In high school, for speech class I presented a speech against organized religion. I didn't like the class, so part of the reason I wrote it was to offend the other people in my class. I succeeded in that aspect, but I didn't make the point that I understood within me -- that faith, belief, and morality are internal feelings, another level of emotion, and not a set of rules to be imposed by religion. Threats against the immortal soul are no good reason to live according to what you believe. Knowledge that my beliefs are my own, and that they reflect on who I am, give me a place in society. If I follow what I believe, and try to do good to other people, then I can act in good concience that I am being a positive part of the society around me. Nobody is capable of perfection, and bad things happen sometimes, both due to my own actions, and sometimes despite my own actions, but these events will pass. Every religion is based off of these statements, to some degree, and this is what I've learned over the years.

My peers, equally intelligent, equally thirsting for knowledge, took to the religion that was impressed upon them. I, however, learned this under my own efforts. Like most teenagers, I looked down upon people who I felt were not as smart as me. It took me a while to learn something which organized religion seems to ignore, but is a core part of the beliefs I outlined above, and have said a couple times in leading up to this point: Faith is a personal thing. The things you believe are your own. It sounds extremely simple, but yet it is true. The people who believe in their religion believe it for their own reasons. The faithless who take to a new religion are faithless for one reason or another, but no matter what the reason, they are without anything to believe in.

I do not want my daughter to feel, someday, that she was misled. To lose faith, whether due to a sudden epiphany, or due to leading a lifestyle which cannot exist within the rules of the religion, can be very difficult.
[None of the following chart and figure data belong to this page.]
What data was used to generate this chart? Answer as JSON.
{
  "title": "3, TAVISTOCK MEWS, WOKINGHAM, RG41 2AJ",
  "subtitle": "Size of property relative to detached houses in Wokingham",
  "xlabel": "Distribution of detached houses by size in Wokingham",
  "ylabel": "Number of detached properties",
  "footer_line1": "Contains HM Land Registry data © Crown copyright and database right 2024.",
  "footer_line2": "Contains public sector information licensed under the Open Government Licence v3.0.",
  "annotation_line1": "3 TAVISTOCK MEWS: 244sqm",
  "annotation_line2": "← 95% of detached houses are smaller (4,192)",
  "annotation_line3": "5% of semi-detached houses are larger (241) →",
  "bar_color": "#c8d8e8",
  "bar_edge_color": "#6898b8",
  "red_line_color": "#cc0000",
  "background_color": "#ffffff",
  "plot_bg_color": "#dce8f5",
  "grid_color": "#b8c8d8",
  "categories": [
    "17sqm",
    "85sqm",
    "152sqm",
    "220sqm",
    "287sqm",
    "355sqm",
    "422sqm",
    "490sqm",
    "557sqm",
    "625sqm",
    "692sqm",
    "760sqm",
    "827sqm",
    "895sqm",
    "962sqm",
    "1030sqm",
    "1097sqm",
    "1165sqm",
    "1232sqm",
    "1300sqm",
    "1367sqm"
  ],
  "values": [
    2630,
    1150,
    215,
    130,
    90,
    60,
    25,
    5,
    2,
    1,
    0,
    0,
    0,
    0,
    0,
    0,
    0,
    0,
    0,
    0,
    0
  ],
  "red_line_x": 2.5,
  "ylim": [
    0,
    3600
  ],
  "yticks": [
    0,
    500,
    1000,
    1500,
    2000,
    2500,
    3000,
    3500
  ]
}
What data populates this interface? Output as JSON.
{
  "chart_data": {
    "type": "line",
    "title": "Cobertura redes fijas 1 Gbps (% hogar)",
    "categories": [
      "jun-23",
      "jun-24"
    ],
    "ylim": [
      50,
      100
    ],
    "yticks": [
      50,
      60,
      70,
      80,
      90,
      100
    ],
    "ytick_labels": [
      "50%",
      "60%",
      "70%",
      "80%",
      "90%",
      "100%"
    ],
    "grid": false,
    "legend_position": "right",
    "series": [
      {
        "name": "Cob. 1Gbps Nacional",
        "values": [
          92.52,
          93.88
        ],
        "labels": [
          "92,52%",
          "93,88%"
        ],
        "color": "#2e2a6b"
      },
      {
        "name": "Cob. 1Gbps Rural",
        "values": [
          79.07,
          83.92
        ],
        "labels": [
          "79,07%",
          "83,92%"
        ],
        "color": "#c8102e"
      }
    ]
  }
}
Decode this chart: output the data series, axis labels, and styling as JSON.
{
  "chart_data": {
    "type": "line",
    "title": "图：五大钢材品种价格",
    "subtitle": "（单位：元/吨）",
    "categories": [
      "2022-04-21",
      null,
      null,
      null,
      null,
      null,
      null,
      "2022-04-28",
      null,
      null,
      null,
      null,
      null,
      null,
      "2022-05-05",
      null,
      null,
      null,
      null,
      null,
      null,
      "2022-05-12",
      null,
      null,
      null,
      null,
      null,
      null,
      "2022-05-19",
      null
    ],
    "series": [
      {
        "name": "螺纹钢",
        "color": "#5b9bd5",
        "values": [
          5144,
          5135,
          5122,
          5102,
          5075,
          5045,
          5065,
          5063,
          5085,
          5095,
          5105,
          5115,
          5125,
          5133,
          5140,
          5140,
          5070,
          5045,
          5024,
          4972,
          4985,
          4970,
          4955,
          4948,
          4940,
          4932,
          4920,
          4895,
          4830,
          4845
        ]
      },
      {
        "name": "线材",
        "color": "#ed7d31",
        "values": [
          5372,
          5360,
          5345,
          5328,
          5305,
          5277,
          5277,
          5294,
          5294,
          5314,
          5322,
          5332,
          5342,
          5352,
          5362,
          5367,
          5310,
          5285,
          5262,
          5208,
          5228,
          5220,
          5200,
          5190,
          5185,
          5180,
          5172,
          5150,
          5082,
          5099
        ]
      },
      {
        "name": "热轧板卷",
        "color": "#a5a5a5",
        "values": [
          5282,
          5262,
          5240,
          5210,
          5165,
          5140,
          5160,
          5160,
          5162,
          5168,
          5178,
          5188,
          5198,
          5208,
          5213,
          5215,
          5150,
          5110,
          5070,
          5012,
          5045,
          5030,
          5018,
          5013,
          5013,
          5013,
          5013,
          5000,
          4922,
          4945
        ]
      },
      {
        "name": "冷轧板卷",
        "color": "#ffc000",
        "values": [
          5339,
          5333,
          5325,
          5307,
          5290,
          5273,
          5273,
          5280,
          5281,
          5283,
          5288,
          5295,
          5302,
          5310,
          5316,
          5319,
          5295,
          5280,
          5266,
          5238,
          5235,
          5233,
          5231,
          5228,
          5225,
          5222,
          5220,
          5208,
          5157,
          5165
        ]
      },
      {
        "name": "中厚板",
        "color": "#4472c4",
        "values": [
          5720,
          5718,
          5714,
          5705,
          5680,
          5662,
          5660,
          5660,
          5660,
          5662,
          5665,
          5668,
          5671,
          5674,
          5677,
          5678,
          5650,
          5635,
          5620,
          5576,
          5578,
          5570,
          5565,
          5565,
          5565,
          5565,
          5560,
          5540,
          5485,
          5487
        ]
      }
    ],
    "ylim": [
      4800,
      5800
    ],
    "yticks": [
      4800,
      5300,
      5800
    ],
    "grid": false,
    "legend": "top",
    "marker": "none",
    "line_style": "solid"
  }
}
There are stories of people suddenly being reborn into Jesus, or one day finding the Islam faith, or slowly migrating into Bahai or Unitatianism or Baptist, just because they catch a glimpse of something which they believe, that was not accomodated by the religion that they had been taught.

Teaching my daugher to follow the rules of a religion is not going to help her find her own faith - I want her to learn how to act upon what she believes. I want her to understand that when she acts upon what she believes, that she has a responsibility to the world around her to do the right thing. How she acts and what she believes do not matter, as long as she can stand behind what she believes, and that her beliefs have a positive effect on her world. Every religion can accomodate this level of personal faith, and she can fine-tune her beliefs in any religion that she can find. Personal faith leads to social responsibility, and finally into a position in society where she can believe in her own faith.

When she asked "Who's Jesus?" I paused for a moment. I thought about how to present religion, without degrading the faith behind it. "Jesus was a smart man. He was the son of God - " I leaned my chair back to reach a Bible off a bookcase behind me.

"He taught people, a long time ago, about how to live and be good to each other. This book is full of stories about how to live, be good, and be happy. I'll have to read you some of the stories sometime."

She responded, "I am good."

"Yes you are, you are a very good girl."

"Sometimes I'm bad, sometimes I don't listen...."

"Well, that doesn't matter, as long as you try to be good, and apologize when you do something bad. Bad things happen sometimes, but you can still be good."

"I'll try to be good."

"That's good. That's all that matters."